Fortunately there is a way to help our pitchers understand how to properly use their body lean and legs more powerfully to create more pitching speed. The following sprinting drill will really help your pitchers feel what they naturally do when they’re trying to be faster and more powerful:
Have a partner (either a coach or player) stand in front of the pitcher facing her.
- While the pitcher stands up straight her partner places her hands on the pitchers shoulders providing some resistance but not too much.
- Without her glove or the ball the pitcher begins sprinting into her partner using the hands on her shoulders as resistance as shown in Picture 4. She needs to actually try to sprint or else this whole exercise won’t actually make sense.
- Have the pitcher sprint about 10 feet and then stop and turn around and do the same thing going back. But on the way back ask the pitcher to focus on the following things:
- How are you changing your body position in order to sprint?
- How are you changing the pressure points on your feet when you sprint?
- What body part do you feel changes the most when you sprint?
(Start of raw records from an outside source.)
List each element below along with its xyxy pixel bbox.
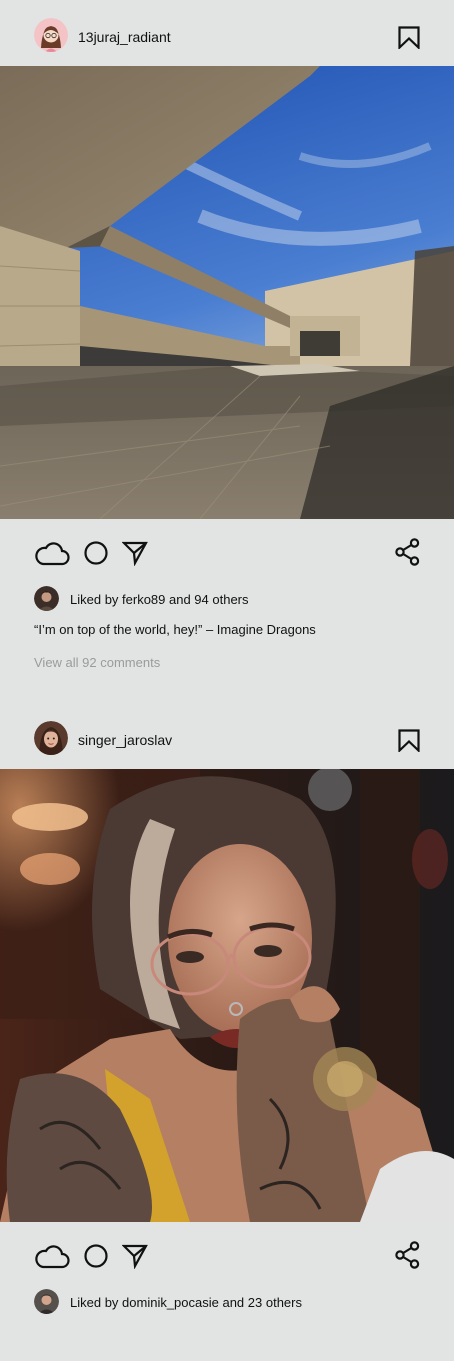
post-actions (0, 519, 454, 585)
send-icon[interactable] (122, 1243, 148, 1269)
likes-row: Liked by ferko89 and 94 others (0, 586, 454, 614)
likes-row: Liked by dominik_pocasie and 23 others (0, 1289, 454, 1317)
share-icon[interactable] (395, 1241, 421, 1269)
username[interactable]: 13juraj_radiant (78, 29, 171, 45)
post-image[interactable] (0, 769, 454, 1222)
send-icon[interactable] (122, 540, 148, 566)
post-1: 13juraj_radiant Liked by ferko89 and 94 … (0, 0, 454, 703)
post-2: singer_jaroslav Liked by dominik_pocasie… (0, 703, 454, 1361)
circle-icon[interactable] (83, 540, 109, 566)
view-comments-link[interactable]: View all 92 comments (34, 655, 160, 670)
likes-text[interactable]: Liked by ferko89 and 94 others (70, 592, 249, 607)
likes-text[interactable]: Liked by dominik_pocasie and 23 others (70, 1295, 302, 1310)
share-icon[interactable] (395, 538, 421, 566)
bookmark-icon[interactable] (398, 26, 420, 51)
bookmark-icon[interactable] (398, 729, 420, 754)
avatar[interactable] (34, 1289, 59, 1314)
post-caption: “I’m on top of the world, hey!” – Imagin… (34, 622, 316, 637)
username[interactable]: singer_jaroslav (78, 732, 172, 748)
circle-icon[interactable] (83, 1243, 109, 1269)
post-header: singer_jaroslav (0, 703, 454, 769)
avatar[interactable] (34, 18, 68, 52)
avatar[interactable] (34, 586, 59, 611)
avatar[interactable] (34, 721, 68, 755)
cloud-icon[interactable] (34, 540, 70, 566)
post-header: 13juraj_radiant (0, 0, 454, 66)
post-image[interactable] (0, 66, 454, 519)
post-actions (0, 1222, 454, 1288)
cloud-icon[interactable] (34, 1243, 70, 1269)
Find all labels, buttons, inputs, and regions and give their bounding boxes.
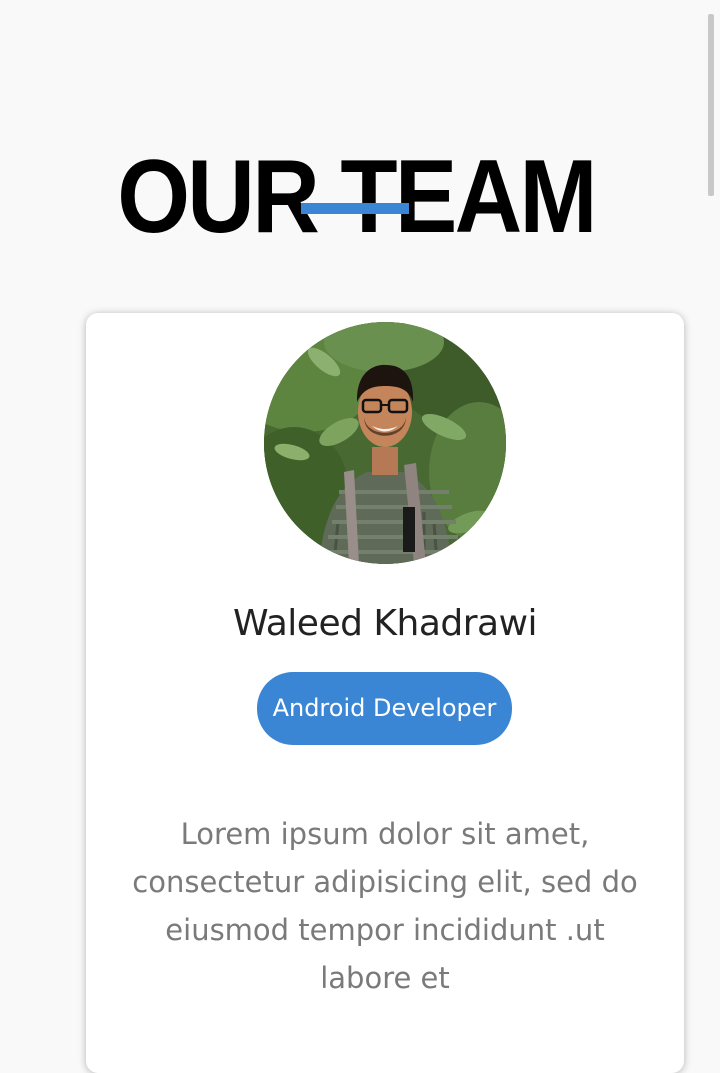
scrollbar[interactable] bbox=[708, 14, 714, 196]
page-title: OUR TEAM bbox=[117, 138, 597, 255]
title-underline bbox=[301, 203, 409, 214]
role-badge-button[interactable]: Android Developer bbox=[257, 672, 512, 745]
team-member-card: Waleed Khadrawi Android Developer Lorem … bbox=[86, 313, 684, 1073]
member-description: Lorem ipsum dolor sit amet, consectetur … bbox=[132, 817, 638, 995]
member-name: Waleed Khadrawi bbox=[232, 603, 538, 644]
profile-photo-icon bbox=[264, 322, 506, 564]
avatar bbox=[264, 322, 506, 564]
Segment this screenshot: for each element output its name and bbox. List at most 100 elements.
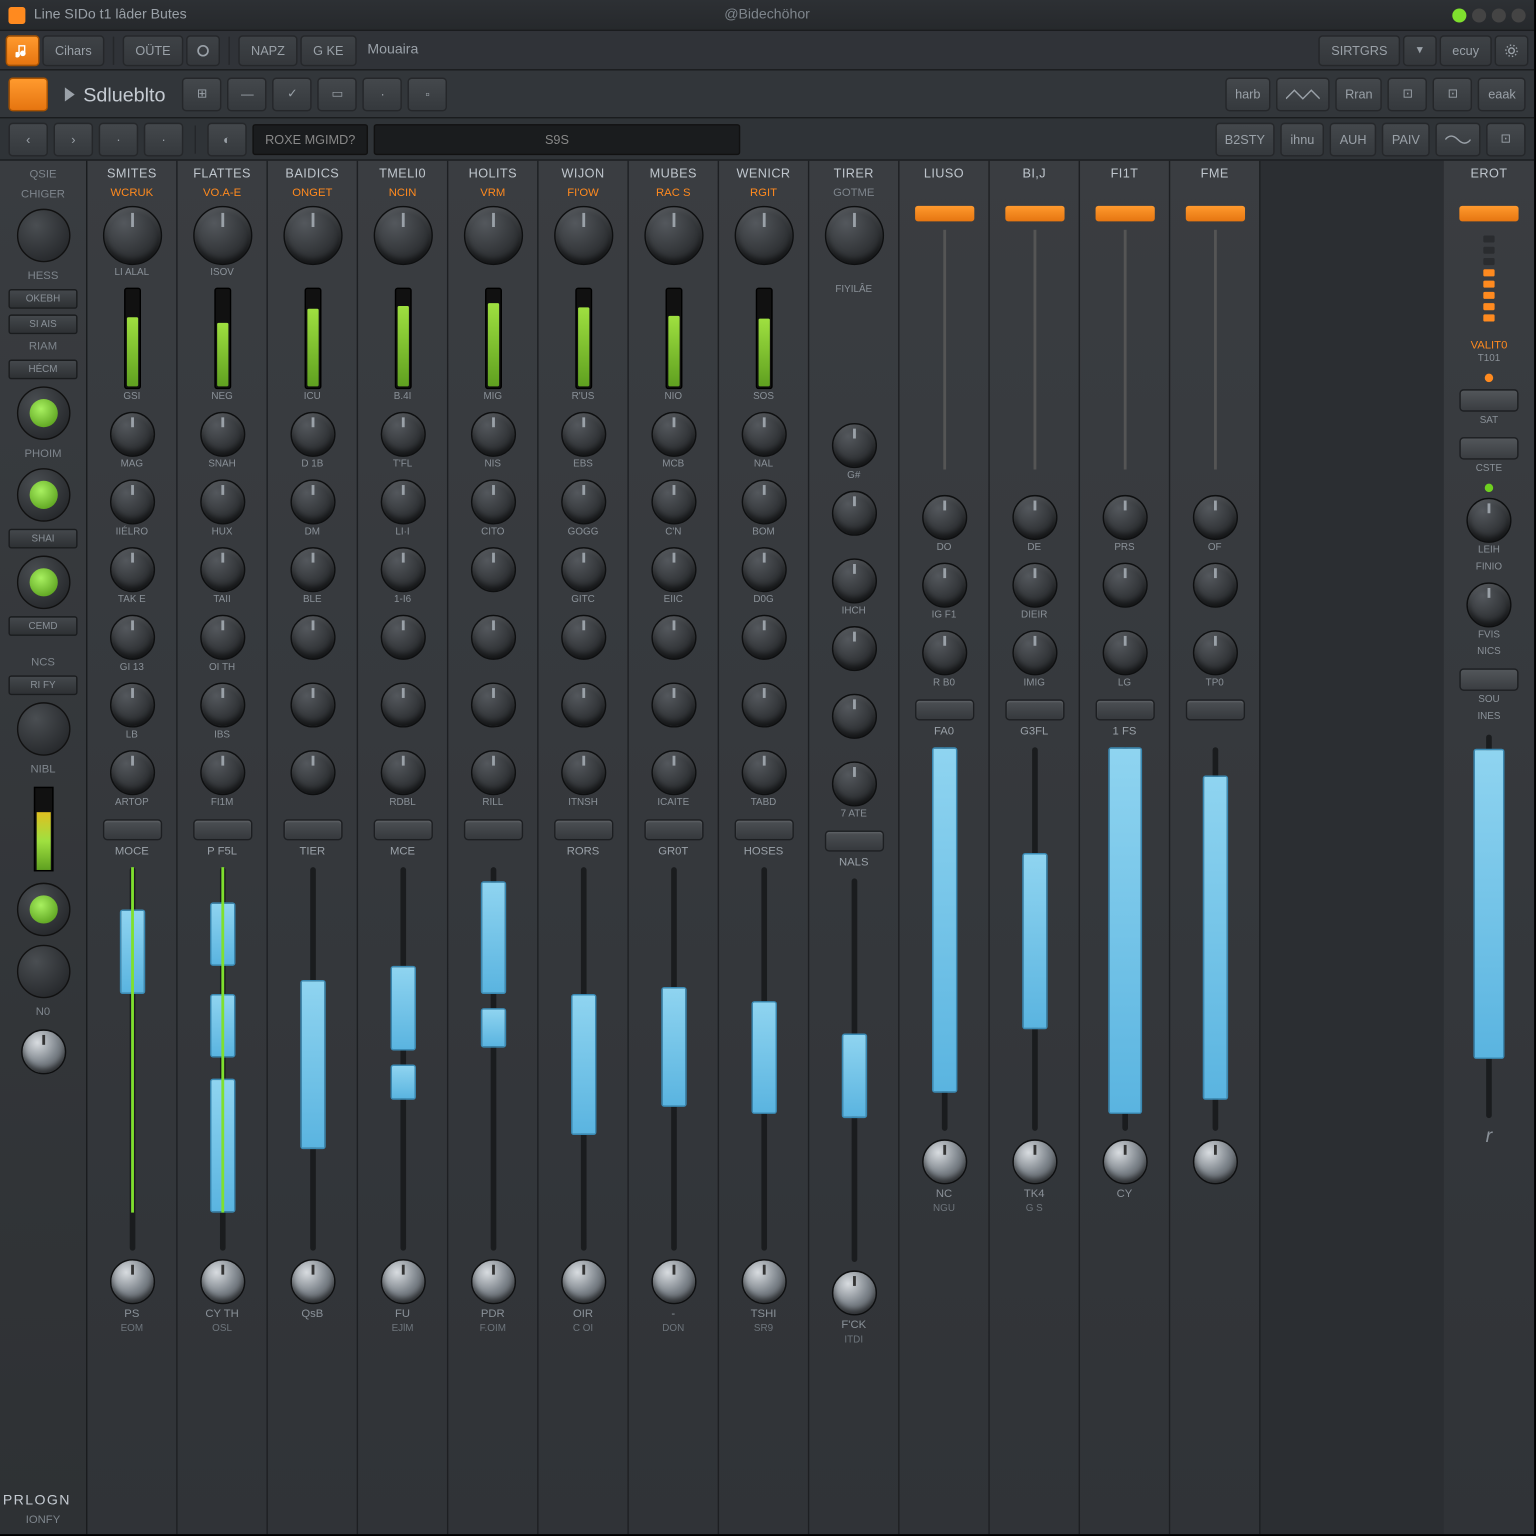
t3-btn-b[interactable]: › (54, 122, 93, 156)
eq-knob-4[interactable] (651, 682, 696, 727)
eq-knob-4[interactable] (290, 682, 335, 727)
gain-knob[interactable] (734, 206, 793, 265)
minimize-button[interactable] (1472, 8, 1486, 22)
tool-btn-c[interactable]: ✓ (273, 77, 312, 111)
mute-button[interactable] (1005, 699, 1064, 720)
side-btn-0[interactable]: OKEBH (8, 289, 77, 309)
mute-button[interactable] (914, 699, 973, 720)
pan-knob[interactable] (470, 1259, 515, 1304)
mute-button[interactable] (1185, 699, 1244, 720)
menu-item-2[interactable]: NAPZ (238, 35, 297, 66)
t3-right-4[interactable] (1435, 122, 1480, 156)
pan-knob[interactable] (741, 1259, 786, 1304)
eq-knob-5[interactable] (470, 750, 515, 795)
eq-knob-2[interactable] (921, 630, 966, 675)
tool-btn-e[interactable]: · (363, 77, 402, 111)
side-knob-0[interactable] (16, 209, 70, 263)
gain-knob[interactable] (644, 206, 703, 265)
channel-fader[interactable] (809, 873, 898, 1268)
side-knob-3[interactable] (16, 556, 70, 610)
pan-knob[interactable] (109, 1259, 154, 1304)
eq-knob-5[interactable] (560, 750, 605, 795)
eq-knob-4[interactable] (741, 682, 786, 727)
channel-pill[interactable] (1095, 206, 1154, 222)
gain-knob[interactable] (283, 206, 342, 265)
side-btn-4[interactable]: CEMD (8, 616, 77, 636)
eq-knob-0[interactable] (651, 412, 696, 457)
channel-fader[interactable] (448, 862, 537, 1257)
eq-knob-3[interactable] (109, 615, 154, 660)
eq-knob-0[interactable] (921, 495, 966, 540)
tool-btn-b[interactable]: — (228, 77, 267, 111)
menu-home-button[interactable] (6, 35, 40, 66)
eq-knob-4[interactable] (470, 682, 515, 727)
eq-knob-1[interactable] (1012, 563, 1057, 608)
tool-right-g1[interactable]: ⊡ (1388, 77, 1427, 111)
mute-button[interactable] (283, 819, 342, 840)
eq-knob-0[interactable] (1102, 495, 1147, 540)
eq-knob-2[interactable] (109, 547, 154, 592)
channel-fader[interactable] (358, 862, 447, 1257)
menu-reload-button[interactable] (186, 35, 220, 66)
pan-knob[interactable] (560, 1259, 605, 1304)
menu-right-1[interactable]: ecuy (1440, 35, 1492, 66)
eq-knob-3[interactable] (200, 615, 245, 660)
maximize-button[interactable] (1492, 8, 1506, 22)
tool-right-0[interactable]: harb (1225, 77, 1270, 111)
pan-knob[interactable] (831, 1270, 876, 1315)
eq-knob-4[interactable] (200, 682, 245, 727)
gain-knob[interactable] (824, 206, 883, 265)
t3-right-1[interactable]: ihnu (1280, 122, 1324, 156)
side-knob-6[interactable] (16, 945, 70, 999)
side-btn-5[interactable]: RI FY (8, 675, 77, 695)
tool-right-2[interactable]: eaak (1478, 77, 1525, 111)
master-fader[interactable] (1449, 729, 1528, 1124)
channel-fader[interactable] (539, 862, 628, 1257)
menu-item-0[interactable]: Cihars (42, 35, 104, 66)
eq-knob-0[interactable] (1192, 495, 1237, 540)
eq-knob-2[interactable] (560, 547, 605, 592)
side-pan-knob[interactable] (20, 1029, 65, 1074)
eq-knob-3[interactable] (290, 615, 335, 660)
channel-fader[interactable] (629, 862, 718, 1257)
eq-knob-3[interactable] (741, 615, 786, 660)
gain-knob[interactable] (463, 206, 522, 265)
eq-knob-2[interactable] (470, 547, 515, 592)
eq-knob-5[interactable] (290, 750, 335, 795)
mute-button[interactable] (734, 819, 793, 840)
gain-knob[interactable] (373, 206, 432, 265)
eq-knob-0[interactable] (380, 412, 425, 457)
preset-display[interactable]: ROXE MGIMD? (252, 123, 368, 154)
eq-knob-1[interactable] (921, 563, 966, 608)
eq-knob-1[interactable] (741, 479, 786, 524)
eq-knob-2[interactable] (1102, 630, 1147, 675)
master-knob-0[interactable] (1466, 498, 1511, 543)
master-btn-2[interactable] (1459, 668, 1518, 691)
eq-knob-1[interactable] (1102, 563, 1147, 608)
eq-knob-2[interactable] (831, 558, 876, 603)
tool-btn-f[interactable]: ▫ (408, 77, 447, 111)
gain-knob[interactable] (102, 206, 161, 265)
eq-knob-0[interactable] (290, 412, 335, 457)
channel-fader[interactable] (1170, 742, 1259, 1137)
eq-knob-1[interactable] (831, 491, 876, 536)
menu-right-0[interactable]: SIRTGRS (1319, 35, 1401, 66)
mute-button[interactable] (463, 819, 522, 840)
tool-right-g2[interactable]: ⊡ (1433, 77, 1472, 111)
t3-right-2[interactable]: AUH (1330, 122, 1377, 156)
eq-knob-1[interactable] (290, 479, 335, 524)
menu-item-3[interactable]: G KE (300, 35, 356, 66)
tool-btn-d[interactable]: ▭ (318, 77, 357, 111)
side-knob-1[interactable] (16, 386, 70, 440)
eq-knob-2[interactable] (380, 547, 425, 592)
side-knob-2[interactable] (16, 468, 70, 522)
eq-knob-5[interactable] (831, 761, 876, 806)
gain-knob[interactable] (553, 206, 612, 265)
eq-knob-1[interactable] (470, 479, 515, 524)
t3-btn-a[interactable]: ‹ (8, 122, 47, 156)
channel-fader[interactable] (87, 862, 176, 1257)
side-knob-4[interactable] (16, 702, 70, 756)
channel-pill[interactable] (1185, 206, 1244, 222)
eq-knob-5[interactable] (741, 750, 786, 795)
eq-knob-0[interactable] (831, 423, 876, 468)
When your pitcher finishes doing this drill have her stand on the pitching rubber with her glove on and a ball and her partner in front of her with her hands on her shoulders. Then ask your pitcher to slowly go through her pitching regular motion – not changing it all – and pretty quickly she’ll notice whether or not she keeps her jogging posture throughout the pitch.
Most pitchers do keep a jogging posture when they begin to leave the rubber moving forward, which really hurts their speed. To help your pitcher improve her speed by using her posture and legs more like a sprinter at the beginning of her motion have her avoid the following problem areas:
- Keeping their shoulders too stiff and standing too straight throughout the entire pitch.
- Using too much frantic arm action in the beginning thinking that’s what creates speed.
- Worrying too much about getting “open” so the pitcher turns her push foot (or pivot foot) sideways while it’s on the rubber thus severely limiting her ability to drive forward as you can see in Picture 5.
- Sticking her rear end too far behind her back foot makes it hard for her to get into the sprinting position as she leaves the rubber (Picture 6). Remember the pitcher’s rear end will be in front of her feet when she’s exploding – or sprinting – forward to start her pitch.
When you start working with your pitchers on incorporating this more explosive start to their pitching motion have them be more patient and allow their upper body to lean forward enough to change the pressure to the front part of their feet. This means they won’t be as frantic with their arms at the start in order to allow time to build speed for the fast finish with their hand.